Cette situation suscite énormément d’inquiétude et d’anxiété pour toute une génération d’enseignants qui, bien qu’ayant poursuivi des cursus d’études exigeants et conformes à ce qui était attendu d’eux1, se trouvent confrontés à une très grande précarité professionnelle et un grand isolement.

Deux éléments me paraissent illustrer cet état de fait : l’incroyable technicité des questions qui circulent actuellement et qui, toutes ou presque, traitent de problématiques juridiques ou organisationnelles, d’une part, et l’expression d’un très fort besoin de formation portant principalement sur des aspects autres que la pratique et l’enseignement artistiques (présentation du dossier, préparation aux techniques d’entretien, connaissance des textes cadres, environnement professionnel, etc.), d’autre part.

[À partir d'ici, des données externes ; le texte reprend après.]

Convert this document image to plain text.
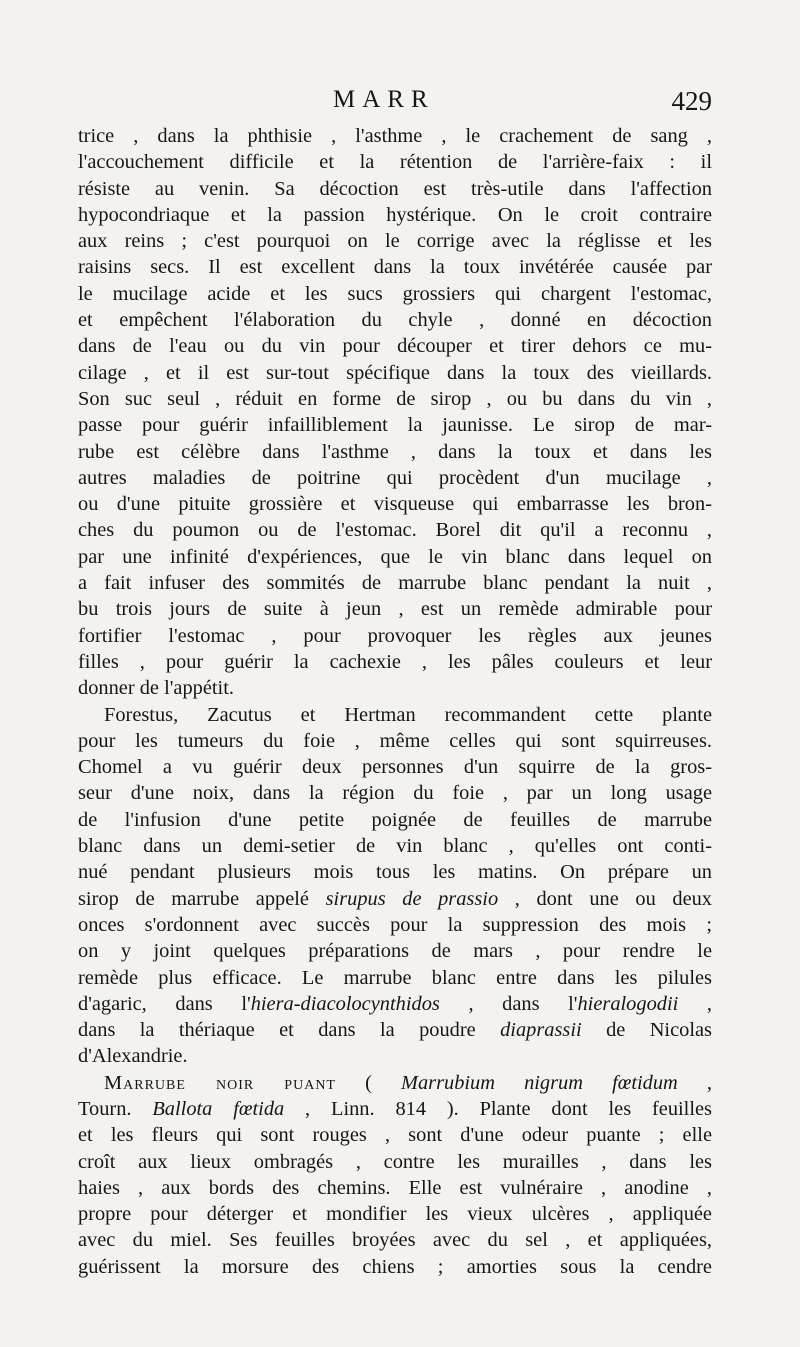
MARR	429
trice , dans la phthisie , l'asthme , le crachement de sang ,
l'accouchement difficile et la rétention de l'arrière-faix : il
résiste au venin. Sa décoction est très-utile dans l'affection
hypocondriaque et la passion hystérique. On le croit contraire
aux reins ; c'est pourquoi on le corrige avec la réglisse et les
raisins secs. Il est excellent dans la toux invétérée causée par
le mucilage acide et les sucs grossiers qui chargent l'estomac,
et empêchent l'élaboration du chyle , donné en décoction
dans de l'eau ou du vin pour découper et tirer dehors ce mu-
cilage , et il est sur-tout spécifique dans la toux des vieillards.
Son suc seul , réduit en forme de sirop , ou bu dans du vin ,
passe pour guérir infailliblement la jaunisse. Le sirop de mar-
rube est célèbre dans l'asthme , dans la toux et dans les
autres maladies de poitrine qui procèdent d'un mucilage ,
ou d'une pituite grossière et visqueuse qui embarrasse les bron-
ches du poumon ou de l'estomac. Borel dit qu'il a reconnu ,
par une infinité d'expériences, que le vin blanc dans lequel on
a fait infuser des sommités de marrube blanc pendant la nuit ,
bu trois jours de suite à jeun , est un remède admirable pour
fortifier l'estomac , pour provoquer les règles aux jeunes
filles , pour guérir la cachexie , les pâles couleurs et leur
donner de l'appétit.
Forestus, Zacutus et Hertman recommandent cette plante
pour les tumeurs du foie , même celles qui sont squirreuses.
Chomel a vu guérir deux personnes d'un squirre de la gros-
seur d'une noix, dans la région du foie , par un long usage
de l'infusion d'une petite poignée de feuilles de marrube
blanc dans un demi-setier de vin blanc , qu'elles ont conti-
nué pendant plusieurs mois tous les matins. On prépare un
sirop de marrube appelé sirupus de prassio , dont une ou deux
onces s'ordonnent avec succès pour la suppression des mois ;
on y joint quelques préparations de mars , pour rendre le
remède plus efficace. Le marrube blanc entre dans les pilules
d'agaric, dans l'hiera-diacolocynthidos , dans l'hieralogodii ,
dans la thériaque et dans la poudre diaprassii de Nicolas
d'Alexandrie.
Marrube noir puant ( Marrubium nigrum fœtidum ,
Tourn. Ballota fœtida , Linn. 814 ). Plante dont les feuilles
et les fleurs qui sont rouges , sont d'une odeur puante ; elle
croît aux lieux ombragés , contre les murailles , dans les
haies , aux bords des chemins. Elle est vulnéraire , anodine ,
propre pour déterger et mondifier les vieux ulcères , appliquée
avec du miel. Ses feuilles broyées avec du sel , et appliquées,
guérissent la morsure des chiens ; amorties sous la cendre
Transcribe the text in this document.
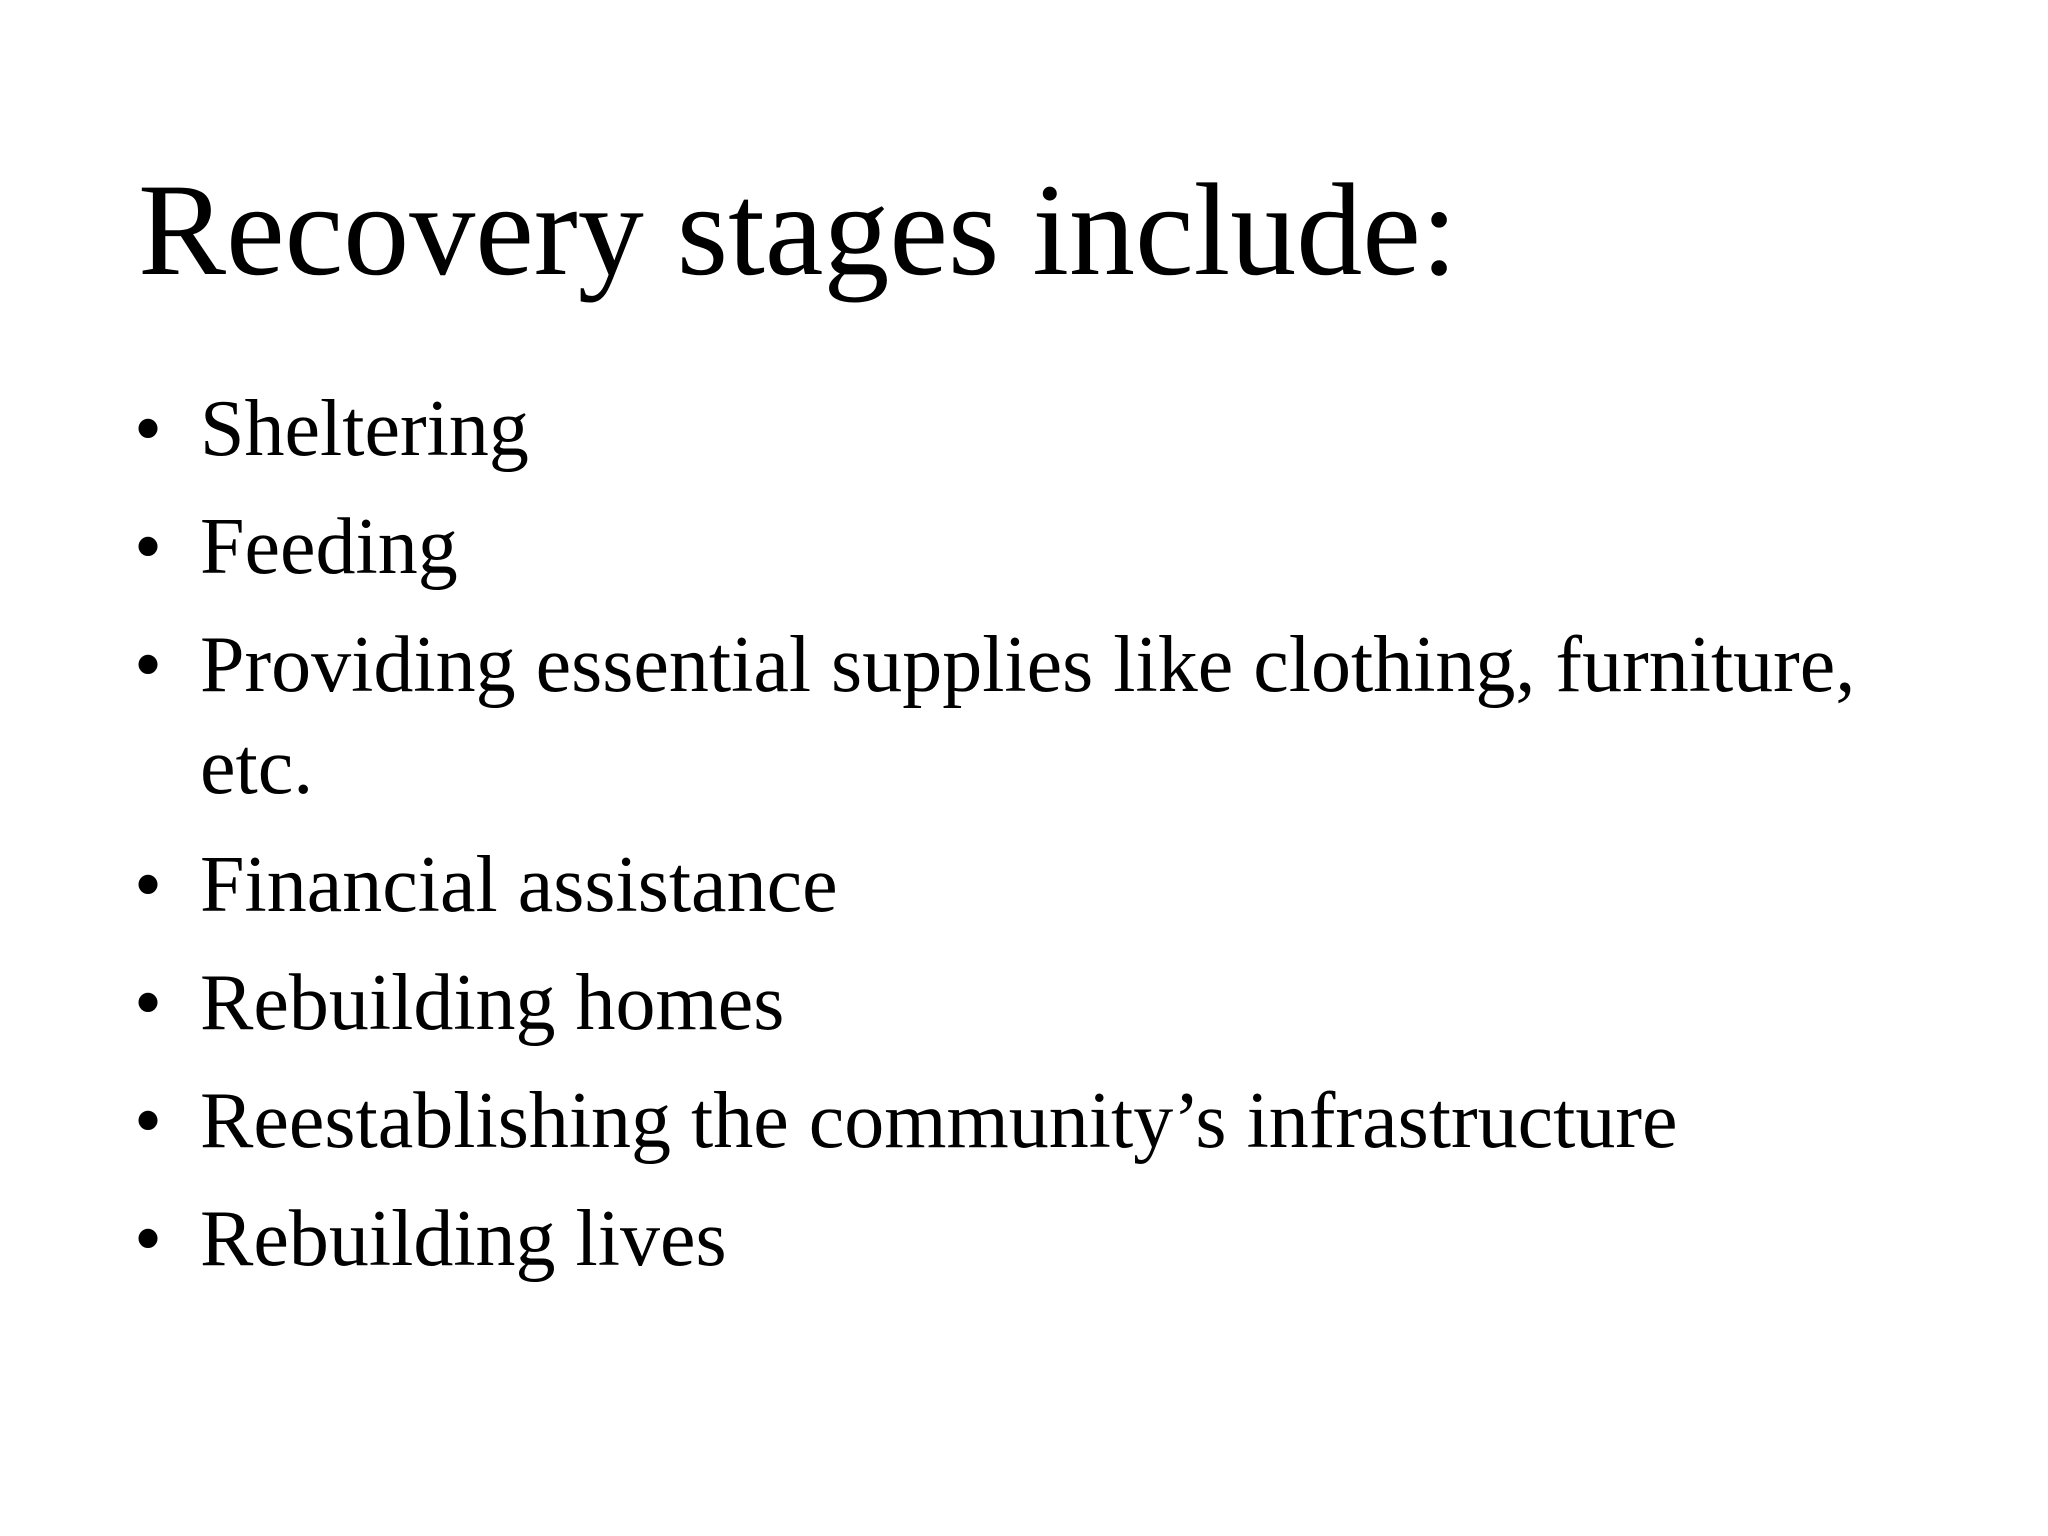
Recovery stages include:
• Sheltering
• Feeding
• Providing essential supplies like clothing, furniture, etc.
• Financial assistance
• Rebuilding homes
• Reestablishing the community’s infrastructure
• Rebuilding lives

Aussi faut-il rappeler cette évidence : les épreuves de ces concours ont d’abord pour objet de vérifier que les candidats disposent bien des aptitude et de la motivation à exercer les fonctions dévolues au cadre d’emplois, notamment dans la discipline qu’ils ont choisie !

Rappelons également qu’il s’agit d’accéder à un cadre d’emploi de catégorie B et que, sans dévaloriser qui que ce soit, je ne suis pas certain que la connaissance des incidences de la loi Notre ou encore de la clause de compétence générale fassent partie des connaissances devant être maitrisées à ce niveau, compte tenu des missions dévolues au cadre d’emplois de ces enseignants artistiques.

Là encore, il peut être salutaire d’indiquer que l’annexe 2 de l’arrêté du 27 avril 2017 fixant le programme des épreuves de ce concours stipule que le candidat pourra être interrogé sur les missions et la place d’un conservatoire dans la cité en demandant une connaissance élémentaire du fonctionnement d’une collectivité territoriale, de l’organisation administrative d’un conservatoire et des cadres d’emplois de la filière culturelle de la fonction publique territoriale.

La note de cadrage de l’épreuve d’entretien fait état « des connaissances minimales [portant sur les] collectivités territoriales [qui] sont ainsi indispensables à tout candidat, le jury vérifiant la maîtrise de connaissances basiques qu’un citoyen éclairé et a fortiori qu’un fonctionnaire territorial ne sauraient ignorer.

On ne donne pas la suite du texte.